Ketika Timnas Sepak Bola Wanita Indonesia dibikin babak belur oleh Thailand dengan skor 0-13 dalam pertandingan persahabatan di Stadion Gelora Sriwijaya Jakabaring, 27 Mei 2018 malam. Hasil kurang memuaskan tersebut tak sedikit yang mencibirnya.
Bahkan sebuah media online memberi judul dengan kalimat yang menohok, seolah kekalahan itu memalukan. Penulisnya seperti tidak mau tahu (atau tidak tahu) bagaimana sepak bola wanita tertidur selama tiga tahun. Bagaimana tak ada kompetisi seperti halnya Liga 1, 2 dan 3.
Ketika tertidur itu, sepak bola pria terus berkompetisi dalam Indonesia Super League (ISL), yang kemudian terhenti setelah Indonesia dibekukan FIFA, kemudian berlanjut dengan Liga 1 sebagai pengganti ISL, serta Liga 2 dan 3 untuk menggantikan nama bagi Divisi Utama dan Liga Nusantara.
Keterpurukan sepak bola wanita, hingga tak memiliki peringkat di dunia, tak lepas dari ketidakpedulian PSSI sebagai induk organisasi sepak bola dan pemerintah. Apalagi PSSI sendiri mengalami gonjang-ganjing sejak tahun 2010 hingga dibekukan pada 2015.
Baru setelah kepengurusan baru terpilih untuk periode 2016-2020 terlihat perhatian PSSI terhadap sepak bola wanita ini. Selain dibentuknya Asosiasi Sepak Bola Wanita Indonesia (ASBWI) pada awal Desember 2017, juga diadakan Pertiwi Cup untuk menjaring pemain.
PSSI juga menyiapkan timnas U-16 yang sudah mengikuti babak penyisihan Grup B Piala AFF U-16 Girls Championship 2018 di Palembang, awal Mei 2018 lalu. Timnas U-16 tersisih di Grup B.

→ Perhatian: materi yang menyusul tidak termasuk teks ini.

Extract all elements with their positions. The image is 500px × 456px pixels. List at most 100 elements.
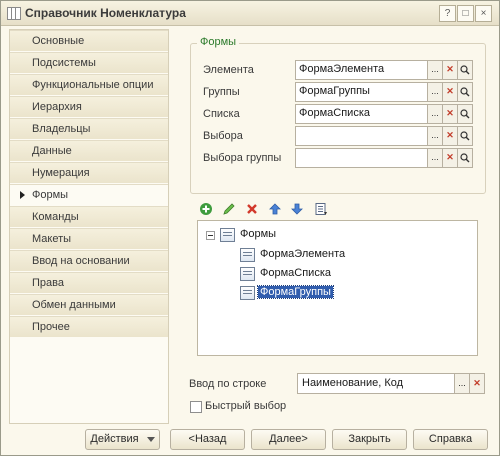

Geliat sepak bola wanita saat ini barulah awal, seperti orang baru bangun tidur dan terbelalak ketika melihat kenyataan yang ada di luar rumahnya. PSSI harus lebih berani lagi menindaklanjuti langkah strategisnya untuk membangkitkan sepak bola wanita ini.
Seperti permintaan PSSI kepada klub-klub peserta Liga 1 untuk segera memiliki tim putri pada tahun depan. Tim ini nantinya akan digabungkan dengan tim-tim putri yang ada di daerah untuk berlaga di Liga Wanita tahun 2019.
Permintaan itu seharusnya dijadikan sebagai kewajiban bagi klub Liga 1 untuk membentuk tim putri. Jika tidak diharuskan, keinginan mengadakan Liga Wanita yang menampilkan pertandingan bermutu akan sulit tercapai. Jangan sampai kompetisi sepak bola wanita yang dinanti-nantikan setelah matinya Galanita itu menjadi semacam turnamen saja.
Jika PSSI di musim kompetisi Liga 1 2017 lalu berani mewajibkan klub memainkan pemain U-23, meski akhirnya dibatalkan saturan yang dibikinnya sendiri, kenapa tidak berani mewajibkan soal pembentukan tim putri?